İtalya’nın başkenti olma özelliğini taşıyan Roma, ülkenin en çok turist çeken bölgesi olarak biliniyor. Vatikan’ın da bu şehirde bulunmasından dolayı iki ülkenin başkenti görevini üstlenen Roma, yedi tepe üzerine kurulan ve Tiber ile Aniane nehirleri arasında yer alan bir şehir. Akdeniz’e yakınlığı ile oldukça önemli bir konuma sahip olan şehir aynı zamanda İtalya’nın en kalabalık ve yüz ölçümü bakımından en geniş kenti olmasıyla da adından söz ettiriyor. Ülkenin toplam milli hasılasının %6,5’lik oranını Roma tek başına üstleniyor. Şehir, yaklaşık 17 tane üniversiteye sahip olmasıyla birlikte her sene binlerce öğrenciye seçkin bir eğitim imkânı sunuyor.
Roma’da yapılan arkeolojik kazı çalışmaları sonucunda bölge tarihinin M.Ö 5. yüzyıla kadar uzandığı tespit edilmiş. Roma Cumhuriyet’i kurulduktan sonra, Latin şehirleri ile birleşerek Sabinlere karşı savaş başlatılmış ve bunun sonucunda Roma, tüm Latin şehirleri üzerinde kontrol mekanizması kurmuş. Kent, cumhuriyet yıllarında dünyanın en büyük ve gelişmiş şehri olarak adından sıkça söz ettirmeye başlamış. Mimari, ticaret ve sanayi alanında hızlı bir ivme ile yükselmeye başlayan şehirde aynı oranda nüfus artışı da yaşanmış.
Sıcak ve ılıman bir iklimin hâkimiyet sürdüğü Roma şehrinde yıllık sıcaklık ortalama değeri 15,7 derece civarında seyrediyor. En fazla yağışın kasımda görüldüğü kentte, en soğuk geçen ay 7,7 derece ile ocak, en sıcak geçen dönem ise yaklaşık 24,4 derece ile temmuz olarak biliniyor. Gezi rotanızda Roma iline de yer verecekseniz, bahar veya yaz aylarında bölgeyi ziyaret etmeniz gayet uygun olacaktır. 2017 yılında yapılan araştırmalar, şehrin 2,8 milyon civarında nüfusa sahip olduğunu gösteriyor.

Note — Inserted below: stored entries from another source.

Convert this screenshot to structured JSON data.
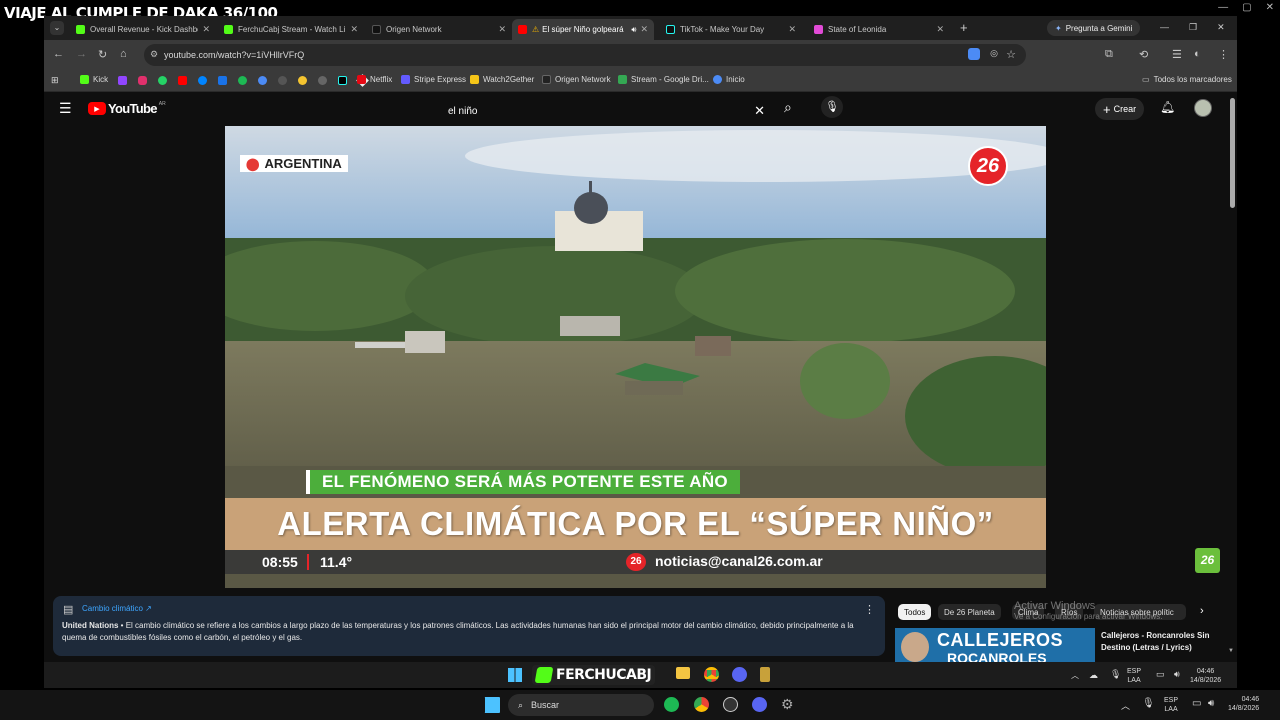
{
  "overlay": {
    "stream_title": "VIAJE AL CUMPLE DE DAKA 36/100"
  },
  "tabs": [
    {
      "title": "Overall Revenue - Kick Dashbo",
      "color": "#53fc18"
    },
    {
      "title": "FerchuCabj Stream - Watch Li",
      "color": "#53fc18"
    },
    {
      "title": "Origen Network",
      "color": "#111111"
    },
    {
      "title": "El súper Niño golpeará",
      "color": "#ff0000"
    },
    {
      "title": "TikTok - Make Your Day",
      "color": "#111111"
    },
    {
      "title": "State of Leonida",
      "color": "#e24bd7"
    }
  ],
  "gemini_button": "Pregunta a Gemini",
  "url": "youtube.com/watch?v=1iVHllrVFrQ",
  "bookmarks": [
    {
      "label": "Kick",
      "color": "#53fc18"
    },
    {
      "label": "Netflix",
      "color": "#e50914"
    },
    {
      "label": "Stripe Express",
      "color": "#635bff"
    },
    {
      "label": "Watch2Gether",
      "color": "#f5c518"
    },
    {
      "label": "Origen Network",
      "color": "#222222"
    },
    {
      "label": "Stream - Google Dri...",
      "color": "#34a853"
    },
    {
      "label": "Inicio",
      "color": "#4c8bf5"
    }
  ],
  "all_bookmarks": "Todos los marcadores",
  "youtube": {
    "logo": "YouTube",
    "country": "AR",
    "search_value": "el niño",
    "create_label": "Crear"
  },
  "video": {
    "location_tag": "ARGENTINA",
    "channel_number": "26",
    "subtitle_bar": "EL FENÓMENO SERÁ MÁS POTENTE ESTE AÑO",
    "headline": "ALERTA CLIMÁTICA POR EL “SÚPER NIÑO”",
    "time": "08:55",
    "temperature": "11.4°",
    "contact_badge": "26",
    "contact": "noticias@canal26.com.ar",
    "corner_logo": "26"
  },
  "info_panel": {
    "link": "Cambio climático ↗",
    "source": "United Nations",
    "text": " • El cambio climático se refiere a los cambios a largo plazo de las temperaturas y los patrones climáticos. Las actividades humanas han sido el principal motor del cambio climático, debido principalmente a la quema de combustibles fósiles como el carbón, el petróleo y el gas."
  },
  "chips": [
    "Todos",
    "De 26 Planeta",
    "Clima",
    "Ríos",
    "Noticias sobre polític"
  ],
  "activate_windows": {
    "line1": "Activar Windows",
    "line2": "Ve a Configuración para activar Windows."
  },
  "rec_video": {
    "thumb_text1": "CALLEJEROS",
    "thumb_text2": "ROCANROLES",
    "title": "Callejeros - Roncanroles Sin Destino (Letras / Lyrics)"
  },
  "inner_taskbar": {
    "stream_logo": "FERCHUCABJ",
    "lang": "ESP",
    "layout": "LAA",
    "time": "04:46",
    "date": "14/8/2026"
  },
  "taskbar": {
    "search": "Buscar",
    "lang": "ESP",
    "layout": "LAA",
    "time": "04:46",
    "date": "14/8/2026"
  }
}
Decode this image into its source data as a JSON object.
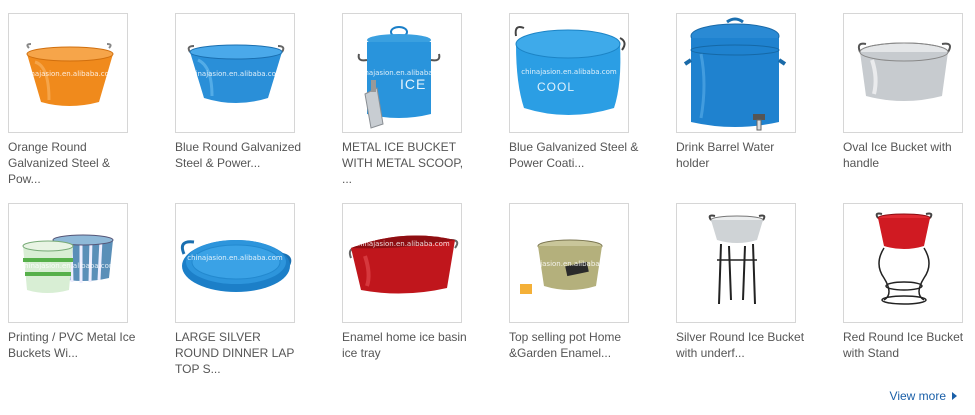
{
  "products": [
    {
      "title": "Orange Round Galvanized Steel & Pow...",
      "watermark": "chinajasion.en.alibaba.com",
      "icon": "orange-bucket-icon"
    },
    {
      "title": "Blue Round Galvanized Steel & Power...",
      "watermark": "chinajasion.en.alibaba.com",
      "icon": "blue-bucket-icon"
    },
    {
      "title": "METAL ICE BUCKET WITH METAL SCOOP, ...",
      "watermark": "chinajasion.en.alibaba.com",
      "label": "ICE",
      "icon": "ice-bucket-scoop-icon"
    },
    {
      "title": "Blue Galvanized Steel & Power Coati...",
      "watermark": "chinajasion.en.alibaba.com",
      "label": "COOL",
      "icon": "oval-cool-tub-icon"
    },
    {
      "title": "Drink Barrel Water holder",
      "icon": "water-barrel-icon"
    },
    {
      "title": "Oval Ice Bucket with handle",
      "icon": "oval-silver-bucket-icon"
    },
    {
      "title": "Printing / PVC Metal Ice Buckets Wi...",
      "watermark": "chinajasion.en.alibaba.com",
      "icon": "printed-buckets-icon"
    },
    {
      "title": "LARGE SILVER ROUND DINNER LAP TOP S...",
      "watermark": "chinajasion.en.alibaba.com",
      "icon": "blue-tray-icon"
    },
    {
      "title": "Enamel home ice basin ice tray",
      "watermark": "chinajasion.en.alibaba.com",
      "icon": "red-basin-icon"
    },
    {
      "title": "Top selling pot Home &Garden Enamel...",
      "watermark": "chinajasion.en.alibaba.com",
      "icon": "olive-pot-icon"
    },
    {
      "title": "Silver Round Ice Bucket with underf...",
      "icon": "silver-bucket-stand-icon"
    },
    {
      "title": "Red Round Ice Bucket with Stand",
      "icon": "red-bucket-stand-icon"
    }
  ],
  "view_more": {
    "label": "View more"
  }
}
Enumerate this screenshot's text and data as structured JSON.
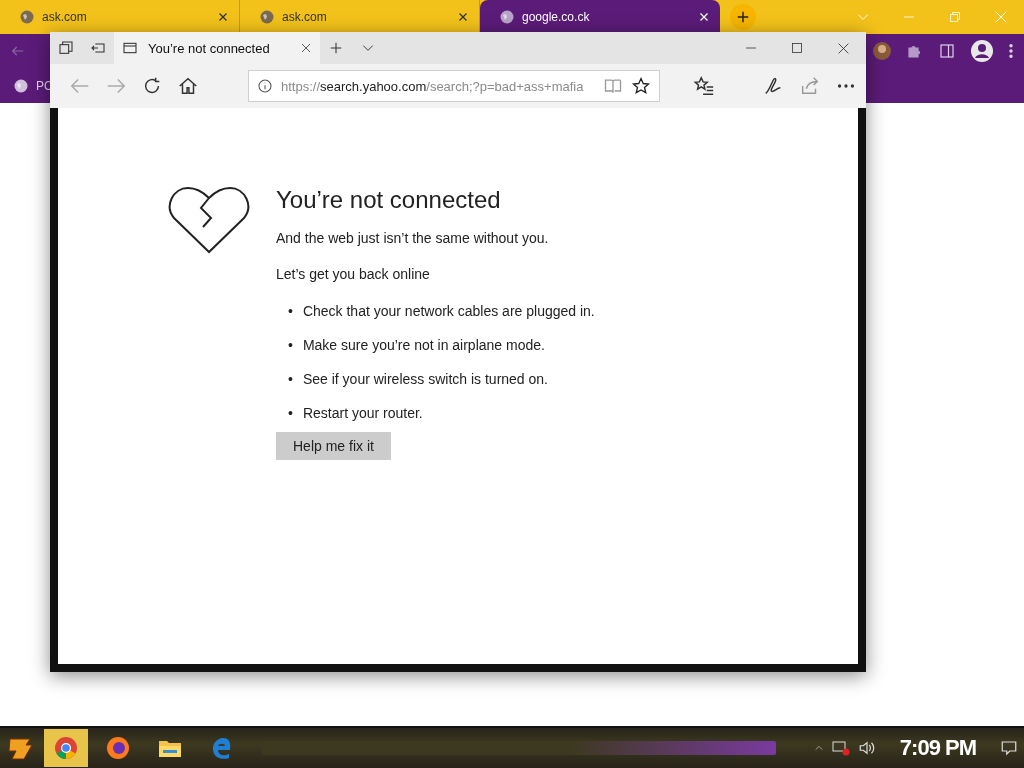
{
  "chrome": {
    "tabs": [
      {
        "title": "ask.com",
        "selected": false
      },
      {
        "title": "ask.com",
        "selected": false
      },
      {
        "title": "google.co.ck",
        "selected": true
      }
    ],
    "bookmark": "PC"
  },
  "edge": {
    "tab": {
      "title": "You’re not connected",
      "selected": true
    },
    "address": {
      "scheme": "https://",
      "host": "search.yahoo.com",
      "path": "/search;?p=bad+ass+mafia"
    },
    "error": {
      "title": "You’re not connected",
      "subtitle": "And the web just isn’t the same without you.",
      "prompt": "Let’s get you back online",
      "tips": [
        {
          "bullet": "•",
          "text": "Check that your network cables are plugged in."
        },
        {
          "bullet": "•",
          "text": "Make sure you’re not in airplane mode."
        },
        {
          "bullet": "•",
          "text": "See if your wireless switch is turned on."
        },
        {
          "bullet": "•",
          "text": "Restart your router."
        }
      ],
      "button": "Help me fix it"
    }
  },
  "taskbar": {
    "apps": [
      {
        "kind": "chrome",
        "active": true
      },
      {
        "kind": "firefox",
        "active": false
      },
      {
        "kind": "folder",
        "active": false
      },
      {
        "kind": "edge",
        "active": false
      }
    ],
    "clock": "7:09 PM"
  }
}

Mimari yapıları, müzeleri ve muhteşem doğası ile dünyaca ünlü olan Roma’da onlarca gezilmesi gereken yer bulunuyor. Kolezyum, turistlerin bölgedeki ilk uğrak noktası olup, eski dönemlerde gladyatör dövüşlerinin yapıldığı ve daha sonra yerini tiyatro, taş ocağı gibi kullanım amaçlarına bırakmış olan bir yapı. Kolezyum dışındaki görülmesi gereken ikinci destinasyon ise kesinlikle Aşk Çeşmesi olmalı. Her yıl binlerce ziyaretçinin akın ettiği bu ünlü mevki, dilek tutulduktan sonra suya bozuk para atılmasıyla meşhur hale gelmiş. Campo Dei Fiori Meydanı, 24 saat açık olan pazarlara ev sahipliği yapıyor ve taze meyve, sebze satın alınabilecek oldukça hareketli bir alan olarak adından söz ettiriyor.
Türkiye üzerinden direkt uçuş seneklerinin bulunduğu Roma şehrine yolculuk, ortalama 2 saat 30 dakikalık bir zaman dilimini kapsıyor. Şehir içindeki gelişmiş metro ağı, yerel halkın sıklıkla kullandığı toplu taşıma araçlarının başında geliyor. Otobüs veya taksi ile de kenti gezmek mümkün.
Schengen ülkeleri listesinde bulunan İtalya’ya gideceklerden bordo pasaport sahibi olanların Schengen vizesi alması gerekiyor. Yeşil, siyah veya gri pasaport sahipleri ise 180 gün içinde 90 günü geçmemek şartıyla vize almadan ülkeye gidip kalabilirler.